How a Global Fleet Retrofit Proves the Power of Plug-and-Play

Scaling Sustainability Across Three Continents

When Tidewater needed to retrofit 16 vessels with ballast water treatment systems (BWTS) across the U.S., Africa, and Europe, they turned to an unlikely transatlantic partnership. GLO Marine and VMS Group Denmark didn’t just deliver—they redefined efficiency. By December 2024, the teams had deployed 16 BWTS systems, surveyed 14 vessels, and retrofitted 2 ships, all while cutting engineering hours by 25% and materials costs by 15% per vessel. The secret? A modular, multi-vessel approach that treats ship upgrades like LEGO kits.
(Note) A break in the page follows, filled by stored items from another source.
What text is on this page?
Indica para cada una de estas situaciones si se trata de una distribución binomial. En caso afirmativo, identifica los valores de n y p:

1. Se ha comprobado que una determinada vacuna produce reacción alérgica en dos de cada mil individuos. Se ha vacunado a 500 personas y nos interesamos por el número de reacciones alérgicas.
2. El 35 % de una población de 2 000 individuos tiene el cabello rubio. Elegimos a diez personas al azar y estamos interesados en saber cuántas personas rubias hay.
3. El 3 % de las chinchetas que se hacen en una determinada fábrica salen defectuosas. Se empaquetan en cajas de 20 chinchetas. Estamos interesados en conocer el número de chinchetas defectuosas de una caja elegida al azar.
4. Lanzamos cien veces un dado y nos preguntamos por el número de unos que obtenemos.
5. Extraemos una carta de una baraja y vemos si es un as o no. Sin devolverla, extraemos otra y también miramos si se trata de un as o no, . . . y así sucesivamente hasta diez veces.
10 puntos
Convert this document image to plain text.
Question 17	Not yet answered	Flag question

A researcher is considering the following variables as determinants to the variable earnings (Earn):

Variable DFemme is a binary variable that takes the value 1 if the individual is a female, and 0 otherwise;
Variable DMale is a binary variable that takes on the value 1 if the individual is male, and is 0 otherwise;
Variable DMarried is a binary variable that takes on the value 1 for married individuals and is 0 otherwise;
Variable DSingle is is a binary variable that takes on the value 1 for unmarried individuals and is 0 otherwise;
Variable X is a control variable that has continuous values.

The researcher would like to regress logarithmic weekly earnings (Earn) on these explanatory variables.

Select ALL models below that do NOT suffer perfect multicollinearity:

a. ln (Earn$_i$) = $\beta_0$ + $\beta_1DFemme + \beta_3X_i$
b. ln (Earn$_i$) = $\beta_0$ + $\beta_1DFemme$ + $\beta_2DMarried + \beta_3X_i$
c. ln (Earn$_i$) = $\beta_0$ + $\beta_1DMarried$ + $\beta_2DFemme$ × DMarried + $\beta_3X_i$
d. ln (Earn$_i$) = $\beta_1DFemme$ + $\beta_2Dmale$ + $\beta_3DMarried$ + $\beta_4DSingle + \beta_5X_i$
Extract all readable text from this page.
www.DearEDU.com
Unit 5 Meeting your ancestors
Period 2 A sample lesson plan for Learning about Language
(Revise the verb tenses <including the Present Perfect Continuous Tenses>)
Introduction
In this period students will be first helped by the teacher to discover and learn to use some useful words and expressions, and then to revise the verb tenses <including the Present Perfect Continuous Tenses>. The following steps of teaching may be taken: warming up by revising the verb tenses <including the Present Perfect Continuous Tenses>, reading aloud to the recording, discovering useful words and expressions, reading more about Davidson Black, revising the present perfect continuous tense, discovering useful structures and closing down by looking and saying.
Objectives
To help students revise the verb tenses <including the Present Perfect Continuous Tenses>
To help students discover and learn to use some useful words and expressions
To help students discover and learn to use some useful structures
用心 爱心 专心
“This wasn’t about reinventing the wheel—it was about making every wheel identical,” says Alin Pohilca, GLO Marine’s project lead. “Standardization unlocked economies of scale most operators only dream of.”

The EPCI Advantage

Delivered through an Engineering, Procurement, Construction, and Installation (EPCI) model, the project leveraged GLO’s class-approved engineering and prefabrication prowess alongside VMS Group’s propulsion and field support expertise. Prefab modules—built for five vessels before installation began—slashed dock time, while a shared digital engineering repository kept teams from Texas to Tanzania aligned. “You’re seeing the death of one-off ship modifications,” notes Palle Andersen of VMS Group. “Plug-and-play isn’t just for consumer tech anymore.”

Collaboration as a Competitive Edge

With 50+ professionals spanning three continents, the operation turned jurisdictional complexity into an asset. U.S.-based engineers optimized designs during European daytime, while African field crews implemented lessons from early retrofits in real time. The result? Twelve approved engineering packages in under a year—a pace unheard of for legacy maritime projects. As emissions regulations tighten globally, this collaboration blueprint may become the industry’s lifeline. The takeaway? In offshore sustainability, the fastest route to compliance is a shared playbook.